Spirits Soaring - Or Not?

About time for more blogging. I am preaching the famous Isaiah 9 passage often used at Christmas this morning. As I prepared it struck me how easily Christians make Christmas so much less than it is out of familiarity. We kind of know what we are meant to do - regular things that need to go into services to make people feel happy, overly-familiar Bible passages. And we rarely go for the jugular in preaching in a the most challenging ways because its a nice family time when people would rather not have the socks challenged off them.

Which leaves me often feeling slightly empty after the whole experience. I love Christmas but too often get left with an anti-climatic "well is that it then?" wishing that it had been rather more than it was. More wonderful, more gripping, more thrilling. I want a time when my spirit soars, when my pulse races. Family parties and nativities and presents are lovely but they don't do that to me.

I think the reason is that Christians have turned Christmas into so much less than it is. I expect non-Christians to do that, but I think we do as well. We so easily create a sentimentalised version - carols and choirs, children's activities, mangers and babies - that is emotionally appealing but a million miles away from the life-changing, earth-shattering promises of Isaiah 9. If the birth of Jesus as the Bible presents him is anything it ought to be life changing. It ought to be world-changing.

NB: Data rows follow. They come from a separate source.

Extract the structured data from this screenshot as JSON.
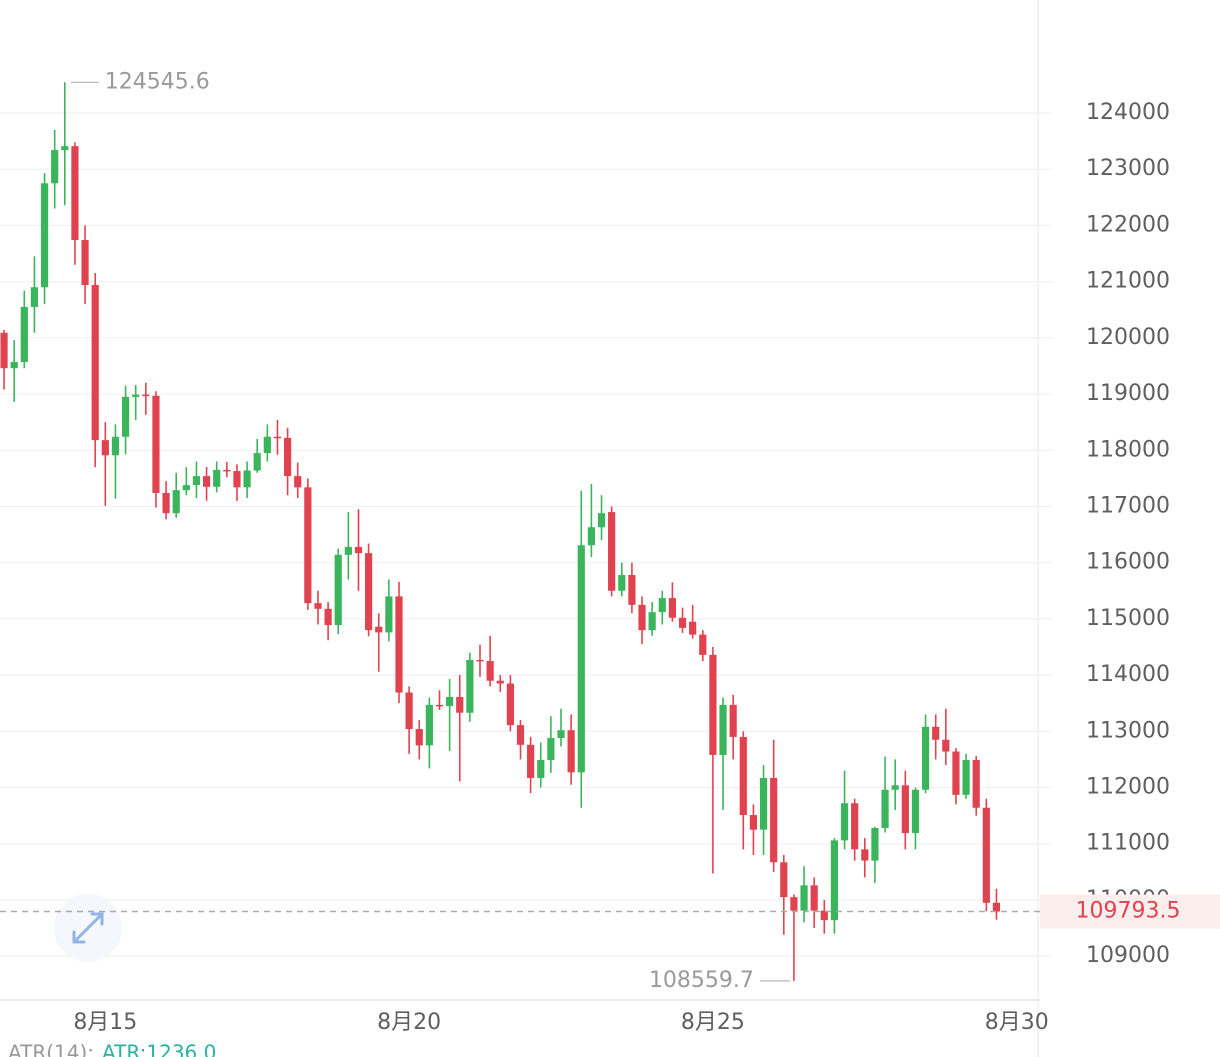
{
  "chart_data": {
    "type": "candlestick",
    "open": [
      120090,
      119460,
      119570,
      120550,
      120900,
      122750,
      123340,
      123410,
      121740,
      120940,
      118180,
      117910,
      118240,
      118950,
      118990,
      118970,
      117240,
      116880,
      117290,
      117380,
      117540,
      117350,
      117650,
      117630,
      117340,
      117640,
      117950,
      118240,
      118220,
      117540,
      117340,
      115280,
      115180,
      114890,
      116140,
      116280,
      116170,
      114860,
      114760,
      115400,
      113690,
      113040,
      112750,
      113470,
      113450,
      113610,
      113330,
      114270,
      114250,
      113900,
      113850,
      113110,
      112760,
      112170,
      112490,
      112880,
      113020,
      112270,
      116310,
      116630,
      116900,
      115500,
      115780,
      115250,
      114800,
      115120,
      115370,
      115020,
      114950,
      114720,
      114360,
      112580,
      113470,
      112900,
      111510,
      111250,
      112170,
      110670,
      110050,
      109810,
      110260,
      109810,
      109640,
      111060,
      111720,
      110900,
      110700,
      111280,
      111960,
      112040,
      111190,
      111960,
      113080,
      112850,
      112640,
      111870,
      112490,
      111640,
      109950
    ],
    "high": [
      120140,
      119960,
      120840,
      121450,
      122930,
      123700,
      124545.6,
      123480,
      122000,
      121150,
      118500,
      118460,
      119150,
      119160,
      119200,
      119050,
      117450,
      117600,
      117700,
      117800,
      117700,
      117800,
      117790,
      117750,
      117800,
      118200,
      118460,
      118540,
      118400,
      117780,
      117500,
      115500,
      115300,
      116250,
      116900,
      116950,
      116340,
      115100,
      115700,
      115660,
      113800,
      113200,
      113600,
      113730,
      113930,
      114000,
      114400,
      114540,
      114700,
      114000,
      114000,
      113200,
      112900,
      112800,
      113270,
      113400,
      113300,
      117280,
      117400,
      117200,
      117000,
      116000,
      116000,
      115400,
      115300,
      115500,
      115650,
      115200,
      115250,
      114800,
      114500,
      113600,
      113650,
      113000,
      111700,
      112400,
      112850,
      110800,
      110100,
      110600,
      110400,
      110000,
      111100,
      112300,
      111800,
      111100,
      111300,
      112550,
      112500,
      112300,
      112000,
      113300,
      113300,
      113400,
      112700,
      112600,
      112560,
      111800,
      110200
    ],
    "low": [
      119080,
      118860,
      119460,
      120090,
      120600,
      122300,
      122360,
      121300,
      120600,
      117700,
      117010,
      117140,
      117930,
      118540,
      118630,
      116980,
      116770,
      116800,
      117200,
      117150,
      117100,
      117250,
      117520,
      117100,
      117150,
      117600,
      117800,
      117920,
      117200,
      117150,
      115160,
      114900,
      114620,
      114730,
      115700,
      115500,
      114690,
      114060,
      114600,
      113500,
      112600,
      112500,
      112340,
      113380,
      112650,
      112110,
      113170,
      113970,
      113800,
      113700,
      113000,
      112500,
      111900,
      112000,
      112260,
      112730,
      112050,
      111640,
      116100,
      116400,
      115400,
      115400,
      115100,
      114550,
      114700,
      114900,
      114950,
      114750,
      114650,
      114250,
      110470,
      111600,
      112500,
      110900,
      110800,
      110800,
      110500,
      109380,
      108559.7,
      109600,
      109500,
      109400,
      109400,
      110900,
      110700,
      110400,
      110300,
      111200,
      111600,
      110900,
      110900,
      111900,
      112500,
      112400,
      111700,
      111800,
      111500,
      109800,
      109650
    ],
    "close": [
      119460,
      119570,
      120550,
      120900,
      122750,
      123340,
      123410,
      121740,
      120940,
      118180,
      117910,
      118240,
      118950,
      118990,
      118970,
      117240,
      116880,
      117290,
      117380,
      117540,
      117350,
      117650,
      117630,
      117340,
      117640,
      117950,
      118240,
      118220,
      117540,
      117340,
      115280,
      115180,
      114890,
      116140,
      116280,
      116170,
      114800,
      114760,
      115400,
      113690,
      113040,
      112750,
      113470,
      113450,
      113610,
      113330,
      114270,
      114250,
      113900,
      113850,
      113110,
      112760,
      112170,
      112490,
      112880,
      113020,
      112270,
      116310,
      116630,
      116880,
      115500,
      115780,
      115250,
      114800,
      115120,
      115370,
      115020,
      114840,
      114720,
      114360,
      112580,
      113470,
      112900,
      111510,
      111250,
      112170,
      110670,
      110050,
      109810,
      110260,
      109810,
      109640,
      111060,
      111720,
      110900,
      110700,
      111280,
      111960,
      112040,
      111190,
      111960,
      113080,
      112850,
      112640,
      111870,
      112490,
      111640,
      109950,
      109793.5
    ],
    "up_color": "#3bb55b",
    "down_color": "#e0434f",
    "xlim": [
      -0.4,
      102.3
    ],
    "xticks": [
      {
        "value": 10,
        "label": "8月15"
      },
      {
        "value": 40,
        "label": "8月20"
      },
      {
        "value": 70,
        "label": "8月25"
      },
      {
        "value": 100,
        "label": "8月30"
      }
    ],
    "ylim": [
      108220,
      126010
    ],
    "yticks": [
      109000,
      110000,
      111000,
      112000,
      113000,
      114000,
      115000,
      116000,
      117000,
      118000,
      119000,
      120000,
      121000,
      122000,
      123000,
      124000
    ],
    "grid": true
  },
  "indicator": {
    "name": "ATR(14):",
    "value": "ATR:1236.0"
  }
}
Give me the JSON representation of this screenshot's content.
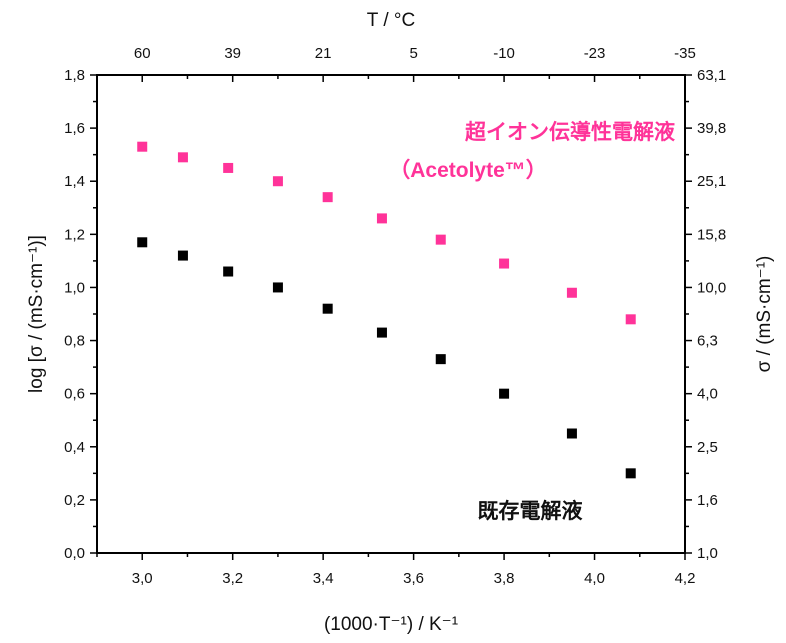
{
  "chart_data": {
    "type": "scatter",
    "xlabel": "(1000·T⁻¹) / K⁻¹",
    "ylabel": "log [σ / (mS·cm⁻¹)]",
    "y2label": "σ / (mS·cm⁻¹)",
    "x2label": "T / °C",
    "xlim": [
      2.9,
      4.2
    ],
    "ylim": [
      0.0,
      1.8
    ],
    "x_ticks": [
      "3,0",
      "3,2",
      "3,4",
      "3,6",
      "3,8",
      "4,0",
      "4,2"
    ],
    "x_tick_values": [
      3.0,
      3.2,
      3.4,
      3.6,
      3.8,
      4.0,
      4.2
    ],
    "y_ticks": [
      "0,0",
      "0,2",
      "0,4",
      "0,6",
      "0,8",
      "1,0",
      "1,2",
      "1,4",
      "1,6",
      "1,8"
    ],
    "y_tick_values": [
      0,
      0.2,
      0.4,
      0.6,
      0.8,
      1.0,
      1.2,
      1.4,
      1.6,
      1.8
    ],
    "y2_ticks": [
      "1,0",
      "1,6",
      "2,5",
      "4,0",
      "6,3",
      "10,0",
      "15,8",
      "25,1",
      "39,8",
      "63,1"
    ],
    "x2_ticks": [
      "60",
      "39",
      "21",
      "5",
      "-10",
      "-23",
      "-35"
    ],
    "grid": false,
    "series": [
      {
        "name": "超イオン伝導性電解液",
        "name_line2": "（Acetolyte™）",
        "color": "#ff3399",
        "x": [
          3.0,
          3.09,
          3.19,
          3.3,
          3.41,
          3.53,
          3.66,
          3.8,
          3.95,
          4.08
        ],
        "y": [
          1.53,
          1.49,
          1.45,
          1.4,
          1.34,
          1.26,
          1.18,
          1.09,
          0.98,
          0.88
        ]
      },
      {
        "name": "既存電解液",
        "color": "#000000",
        "x": [
          3.0,
          3.09,
          3.19,
          3.3,
          3.41,
          3.53,
          3.66,
          3.8,
          3.95,
          4.08
        ],
        "y": [
          1.17,
          1.12,
          1.06,
          1.0,
          0.92,
          0.83,
          0.73,
          0.6,
          0.45,
          0.3
        ]
      }
    ]
  }
}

I want Christmas to change my life. I want it to shape my worldview. I want it to affect my deepest longings and desires. I want it to speak authentically to my hurts and heartaches. I want it to tell me about a God who loves so much that he came for me. I want the perfect government by the Prince of Peace that Isaiah describes. I want to see his government spreading all over the world.

Oppression to freedom, darkness to light, death to life by the zeal of the Lord Almighty. That's the promise of Isaiah. I'm praying that in our church won't settle for the emotionally sentimental and mediocre at the expense of the blockbusting purposes of God this Christmas.